Thursday, July 9, 2009

The City Mouse and the Country Mouse

I'm thinking about this in a larger context:

In Hard Times, Colleges Search for Ways to Trim the Faculty - "Administrators are calling the eliminations 'vertical cuts.' Instead of slicing costs equally across the board as many other colleges have done, the administration singled out a few that it said were not crucial to the university's mission and attracted few students or little outside research money."

and narrowing it down to how the eventual consequence of this is the loss of one of few rural sociology programs in the country. The humanities are incredibly metrocentric, and as a country girl (my home town has 600 people), I am more aware of the issues facing rural communities than most of my peers were at university.

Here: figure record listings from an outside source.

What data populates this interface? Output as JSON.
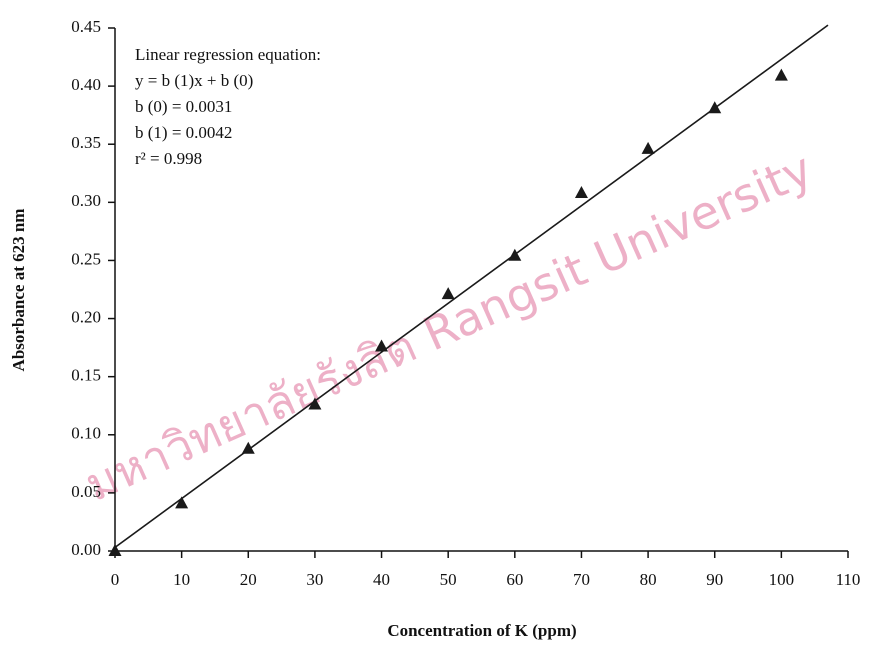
{
  "chart_data": {
    "type": "scatter",
    "x_label": "Concentration of K (ppm)",
    "y_label": "Absorbance at 623 nm",
    "annotations": [
      "Linear regression equation:",
      "y = b (1)x + b (0)",
      "b (0) = 0.0031",
      "b (1) = 0.0042",
      "r² = 0.998"
    ],
    "watermark": "มหาวิทยาลัยรังสิต Rangsit University",
    "x": [
      0,
      10,
      20,
      30,
      40,
      50,
      60,
      70,
      80,
      90,
      100
    ],
    "values": [
      0.0,
      0.041,
      0.088,
      0.126,
      0.176,
      0.221,
      0.254,
      0.308,
      0.346,
      0.381,
      0.409
    ],
    "color": "#1a1a1a",
    "fit": {
      "x": [
        0,
        107
      ],
      "values": [
        0.0031,
        0.4525
      ],
      "color": "#1a1a1a"
    },
    "xlim": [
      0,
      110
    ],
    "ylim": [
      0,
      0.45
    ],
    "xticks": [
      0,
      10,
      20,
      30,
      40,
      50,
      60,
      70,
      80,
      90,
      100,
      110
    ],
    "yticks": [
      {
        "value": 0,
        "label": "0.00"
      },
      0.05,
      {
        "value": 0.1,
        "label": "0.10"
      },
      0.15,
      {
        "value": 0.2,
        "label": "0.20"
      },
      0.25,
      {
        "value": 0.3,
        "label": "0.30"
      },
      0.35,
      {
        "value": 0.4,
        "label": "0.40"
      },
      0.45
    ],
    "grid": false
  }
}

It's a touchy subject because yes, a large number of people do live in cities and suburbs, but it's not nearly everyone. Everyone CAN'T live in a city or suburb. It's not feasible. Yet rural communities find themselves lacking both resources--my community has educational and systemic issues on par with most inner-city areas--and the incentive for anyone to come solve those problems. There are no incentives for teachers to go to rural schools the way there are for them to go to inner-city schools. No incentives to expand services so that people can access the things they need--from productive work to the assistance they desperately need and should be getting. The single exception is doctors--there are incentives for doctors to spend a few years in a smaller hospital, but most leave after their first few years for greener pastures, so the quality of care--and facilities-- is still far below what most people expect.

It frustrates me horribly to see such systemic neglect of a massive segment of the population, as I am frustrated when any segment sees such neglect.